Chad Theriod - Audioscribe Corporation - USA

Speech Recognition as a Rich Media Component

Intersteno Congress - Prague July 2007


Hello, my name is Chad Theriot, and I am the CEO of AudioScribe.    Our company produces software that utilizes speech recognition for the Court Reporting industry in America and Internationally.  It is utilized by professional voice writers to produce real-time text.  Our technology is based on the single user dictation model and the highly accurate results these professionals can produce with the right tools.  All through the world in courtrooms, boardrooms, classrooms, churches, and in the military, speech recognition technology professionals are creating possibilities for people everywhere to have access to the information they want, when they want it.  We are going to touch on a few examples today. 

     Courtroom 21 is located in the College of William and Mary in Williamsburg, West Virginia.  They have conducted two mock international trials using the latest technology in all areas, including speech recognition.  The first was in 2005, 2 judges, one sitting on a bench in Williamsburg, the other in Monterrey Mexico, simultaneously heard testimony and reviewed evidence.  A real time speech recognition court reporter provided streaming text, synchronized with audio and video that was then webcast around the world.  One year later in 2006, another mock trial experimented with different technology intending to assist disabled participants during the trial, which included judges with failing eyesight, and counsel with mobility limitations.

     Also, in Columbia, South Carolina, two hearing-impaired children at Mt.
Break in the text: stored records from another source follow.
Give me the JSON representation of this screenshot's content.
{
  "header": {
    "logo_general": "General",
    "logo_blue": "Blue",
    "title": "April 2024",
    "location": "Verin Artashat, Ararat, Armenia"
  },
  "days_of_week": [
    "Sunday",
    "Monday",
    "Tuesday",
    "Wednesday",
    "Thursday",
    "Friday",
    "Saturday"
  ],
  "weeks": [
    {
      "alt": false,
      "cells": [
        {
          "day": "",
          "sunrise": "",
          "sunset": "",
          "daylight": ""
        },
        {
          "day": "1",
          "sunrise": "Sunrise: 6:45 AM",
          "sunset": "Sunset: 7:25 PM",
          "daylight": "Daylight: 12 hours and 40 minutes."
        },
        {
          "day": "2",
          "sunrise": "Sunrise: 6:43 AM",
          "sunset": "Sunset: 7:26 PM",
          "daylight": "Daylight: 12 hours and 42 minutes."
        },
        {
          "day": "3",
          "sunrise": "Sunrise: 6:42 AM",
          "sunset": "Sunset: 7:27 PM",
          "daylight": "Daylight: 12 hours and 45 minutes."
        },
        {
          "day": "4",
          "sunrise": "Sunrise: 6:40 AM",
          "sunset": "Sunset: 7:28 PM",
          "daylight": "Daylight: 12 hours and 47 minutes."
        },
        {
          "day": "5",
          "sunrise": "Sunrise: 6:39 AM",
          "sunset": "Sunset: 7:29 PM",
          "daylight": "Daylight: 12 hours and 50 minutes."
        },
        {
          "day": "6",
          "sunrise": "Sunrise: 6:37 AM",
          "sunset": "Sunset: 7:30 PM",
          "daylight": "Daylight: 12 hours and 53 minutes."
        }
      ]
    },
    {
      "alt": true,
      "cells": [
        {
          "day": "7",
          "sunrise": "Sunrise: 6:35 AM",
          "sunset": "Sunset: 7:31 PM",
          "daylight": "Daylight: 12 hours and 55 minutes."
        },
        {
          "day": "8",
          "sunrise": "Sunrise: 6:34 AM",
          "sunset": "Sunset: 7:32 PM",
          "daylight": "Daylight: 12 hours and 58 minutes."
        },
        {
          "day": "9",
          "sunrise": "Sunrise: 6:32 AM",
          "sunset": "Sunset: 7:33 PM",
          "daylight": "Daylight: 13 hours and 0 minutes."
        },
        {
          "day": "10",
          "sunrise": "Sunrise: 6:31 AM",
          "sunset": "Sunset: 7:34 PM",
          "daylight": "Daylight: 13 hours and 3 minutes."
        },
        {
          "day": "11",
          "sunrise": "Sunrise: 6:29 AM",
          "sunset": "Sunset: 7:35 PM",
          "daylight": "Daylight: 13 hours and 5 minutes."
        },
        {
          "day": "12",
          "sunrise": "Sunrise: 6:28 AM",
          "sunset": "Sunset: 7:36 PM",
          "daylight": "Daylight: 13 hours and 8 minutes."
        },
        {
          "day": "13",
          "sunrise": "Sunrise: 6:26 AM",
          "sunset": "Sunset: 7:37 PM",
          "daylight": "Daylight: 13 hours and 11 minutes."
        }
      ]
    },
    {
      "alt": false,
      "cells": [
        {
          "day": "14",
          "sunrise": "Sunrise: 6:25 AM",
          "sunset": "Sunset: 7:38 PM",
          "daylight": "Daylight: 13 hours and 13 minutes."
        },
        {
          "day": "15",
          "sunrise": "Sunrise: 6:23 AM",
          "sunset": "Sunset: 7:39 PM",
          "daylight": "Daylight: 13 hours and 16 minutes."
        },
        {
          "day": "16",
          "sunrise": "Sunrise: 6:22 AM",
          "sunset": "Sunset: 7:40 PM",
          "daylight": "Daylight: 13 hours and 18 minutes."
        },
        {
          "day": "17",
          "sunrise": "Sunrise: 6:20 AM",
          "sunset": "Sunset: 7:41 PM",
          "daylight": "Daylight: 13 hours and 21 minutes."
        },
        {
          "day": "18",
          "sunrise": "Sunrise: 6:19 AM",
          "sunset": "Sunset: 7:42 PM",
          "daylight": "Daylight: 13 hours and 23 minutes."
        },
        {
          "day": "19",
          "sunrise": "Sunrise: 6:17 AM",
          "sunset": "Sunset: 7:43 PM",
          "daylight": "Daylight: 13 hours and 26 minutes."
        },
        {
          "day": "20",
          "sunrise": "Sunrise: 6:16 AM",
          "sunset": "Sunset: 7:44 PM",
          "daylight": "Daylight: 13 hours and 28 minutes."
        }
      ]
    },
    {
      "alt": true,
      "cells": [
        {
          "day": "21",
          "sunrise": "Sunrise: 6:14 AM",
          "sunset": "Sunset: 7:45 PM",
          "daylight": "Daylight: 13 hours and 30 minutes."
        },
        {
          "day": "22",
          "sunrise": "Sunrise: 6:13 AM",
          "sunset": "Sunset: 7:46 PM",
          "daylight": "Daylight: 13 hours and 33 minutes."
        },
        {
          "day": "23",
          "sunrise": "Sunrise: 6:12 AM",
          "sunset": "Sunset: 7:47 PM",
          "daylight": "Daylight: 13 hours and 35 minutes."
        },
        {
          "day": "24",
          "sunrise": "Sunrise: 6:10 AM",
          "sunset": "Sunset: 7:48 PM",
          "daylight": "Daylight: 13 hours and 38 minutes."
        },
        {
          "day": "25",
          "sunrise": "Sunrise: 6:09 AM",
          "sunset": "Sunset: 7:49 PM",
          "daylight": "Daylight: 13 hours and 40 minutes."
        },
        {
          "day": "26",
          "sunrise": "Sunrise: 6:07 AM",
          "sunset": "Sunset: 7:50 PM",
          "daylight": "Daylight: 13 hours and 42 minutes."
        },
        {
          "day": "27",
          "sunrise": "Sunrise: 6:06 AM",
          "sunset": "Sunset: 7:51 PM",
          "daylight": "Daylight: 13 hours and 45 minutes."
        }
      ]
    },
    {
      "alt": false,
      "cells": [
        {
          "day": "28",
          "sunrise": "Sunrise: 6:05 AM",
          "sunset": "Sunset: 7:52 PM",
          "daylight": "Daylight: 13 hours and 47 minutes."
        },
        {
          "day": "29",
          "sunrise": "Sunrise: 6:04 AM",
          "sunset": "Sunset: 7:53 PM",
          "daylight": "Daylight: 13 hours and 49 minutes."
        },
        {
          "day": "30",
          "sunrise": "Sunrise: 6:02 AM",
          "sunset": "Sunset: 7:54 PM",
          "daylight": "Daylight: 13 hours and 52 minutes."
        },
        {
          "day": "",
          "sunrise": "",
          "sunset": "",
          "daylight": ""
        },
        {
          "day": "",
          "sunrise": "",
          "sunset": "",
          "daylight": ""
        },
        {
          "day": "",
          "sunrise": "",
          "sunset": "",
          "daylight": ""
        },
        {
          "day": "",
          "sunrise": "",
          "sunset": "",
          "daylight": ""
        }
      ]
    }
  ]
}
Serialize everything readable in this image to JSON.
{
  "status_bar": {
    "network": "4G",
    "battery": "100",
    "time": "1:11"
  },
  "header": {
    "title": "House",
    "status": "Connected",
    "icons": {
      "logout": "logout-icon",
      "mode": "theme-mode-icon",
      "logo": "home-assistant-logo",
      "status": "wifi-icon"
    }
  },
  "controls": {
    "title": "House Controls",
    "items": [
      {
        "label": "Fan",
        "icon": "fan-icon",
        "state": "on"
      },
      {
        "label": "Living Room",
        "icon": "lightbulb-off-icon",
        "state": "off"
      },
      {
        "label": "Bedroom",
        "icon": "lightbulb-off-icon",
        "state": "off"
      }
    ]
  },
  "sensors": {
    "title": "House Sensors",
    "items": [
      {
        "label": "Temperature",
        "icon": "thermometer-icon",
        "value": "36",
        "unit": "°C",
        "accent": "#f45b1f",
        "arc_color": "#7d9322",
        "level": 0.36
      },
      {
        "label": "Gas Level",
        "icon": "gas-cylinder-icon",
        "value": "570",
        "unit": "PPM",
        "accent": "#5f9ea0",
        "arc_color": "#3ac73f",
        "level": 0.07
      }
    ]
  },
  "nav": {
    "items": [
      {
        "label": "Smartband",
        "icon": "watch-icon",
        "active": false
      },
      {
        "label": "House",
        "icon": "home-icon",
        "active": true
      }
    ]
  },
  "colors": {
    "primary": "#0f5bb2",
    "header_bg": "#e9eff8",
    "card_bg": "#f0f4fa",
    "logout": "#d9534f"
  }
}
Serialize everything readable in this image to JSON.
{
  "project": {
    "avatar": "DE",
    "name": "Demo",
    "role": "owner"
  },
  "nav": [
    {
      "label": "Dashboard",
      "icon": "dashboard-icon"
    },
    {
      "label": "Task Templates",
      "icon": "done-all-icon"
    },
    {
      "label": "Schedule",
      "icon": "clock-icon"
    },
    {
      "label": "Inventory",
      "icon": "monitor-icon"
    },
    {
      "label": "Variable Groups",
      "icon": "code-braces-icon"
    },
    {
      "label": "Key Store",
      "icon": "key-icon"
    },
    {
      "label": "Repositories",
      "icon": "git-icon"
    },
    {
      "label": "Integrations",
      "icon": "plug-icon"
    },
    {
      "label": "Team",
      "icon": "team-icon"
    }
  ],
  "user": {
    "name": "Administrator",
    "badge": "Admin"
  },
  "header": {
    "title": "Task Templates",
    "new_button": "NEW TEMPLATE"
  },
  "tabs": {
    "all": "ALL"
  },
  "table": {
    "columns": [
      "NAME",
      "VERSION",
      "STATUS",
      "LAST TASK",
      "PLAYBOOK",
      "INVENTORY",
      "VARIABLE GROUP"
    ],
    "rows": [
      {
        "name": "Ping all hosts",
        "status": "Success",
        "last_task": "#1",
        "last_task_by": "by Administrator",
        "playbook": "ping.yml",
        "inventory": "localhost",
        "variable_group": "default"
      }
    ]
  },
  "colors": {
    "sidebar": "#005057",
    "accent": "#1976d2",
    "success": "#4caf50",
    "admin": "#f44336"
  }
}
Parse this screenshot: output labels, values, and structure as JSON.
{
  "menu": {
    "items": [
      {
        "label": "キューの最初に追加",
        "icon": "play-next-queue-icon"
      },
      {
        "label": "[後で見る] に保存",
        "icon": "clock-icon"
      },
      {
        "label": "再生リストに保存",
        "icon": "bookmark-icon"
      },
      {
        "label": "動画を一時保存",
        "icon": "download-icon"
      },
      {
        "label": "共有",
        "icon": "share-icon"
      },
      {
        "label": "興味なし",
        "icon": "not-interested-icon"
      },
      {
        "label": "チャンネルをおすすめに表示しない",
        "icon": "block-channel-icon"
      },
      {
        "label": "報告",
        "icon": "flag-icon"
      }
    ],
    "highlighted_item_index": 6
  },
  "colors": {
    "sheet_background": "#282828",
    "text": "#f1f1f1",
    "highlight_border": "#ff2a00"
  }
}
Hebron United Methodist Church, can participate in church services along with the rest of the congregation thanks to a court reporter also trained as a voice writer who is able to provide Communication Access Realtime Translation or CART of everything that is said.  This translation is viewed by the children during the mass services which allows them to understand what is being said. 

     For years, stenotype court reporters capable of realtime have had the ability to utilize shorthand machines to provide realtime court reporting, CART and captioning services.  Many individuals are surprised to learn however that speech recognition realtime technology is now being utilized by realtime voice writers around the world to provide these same services.  For the trained voice writer, these programs incorporate special tools enabling the ability to display dictated text in any font size and any background color that the voice writer selects.  These programs also facilitate connection from the voice writing CAT software to other monitors, projectors, encoders, and servers for display of text and/or video and audio on remote monitors and mobile devices, all in real time.  For the hearing impaired, this means they can view video of the proceedings while reading the translated streaming text.  In the most basic CART setup, the provider, with a computer capable of realtime technology is in a session with one or more hearing-impaired clients.  During the session, the CART provider dictates everything that happens.  The screen on the computer is visible so that the client can read the realtime text.  This differs from traditional realtime reporting of events in that the CART provider is not there to create a verbatim record.  Instead the reporter helps clients understand the event, which means paraphrasing, interpretation, and two-way communications and even realtime translation.  In more advanced examples, the CART provider is either in the room with several hearing-impaired individuals or in another location and utilizes technology to take a video feed from the computer to feed it into one or more monitors or mobile devices, either in the same room or remotely.  Captioning can be thought of as a subset of CART in that the realtime text is transmitted directly into an encoding device which combines a video signal and realtime text to provide closed-captioning.  Captioning can either be done directly or over telephone lines using modems from a remote location.  This assistive technology can also be configured so that this realtime translation can be streamed via the Internet and synchronized with audio and video to provide webcasting and podcasting capabilities directly from the voice writers PC.  Additionally for visually-impaired clients, certain captioning techniques facilitate an audio track of events as well.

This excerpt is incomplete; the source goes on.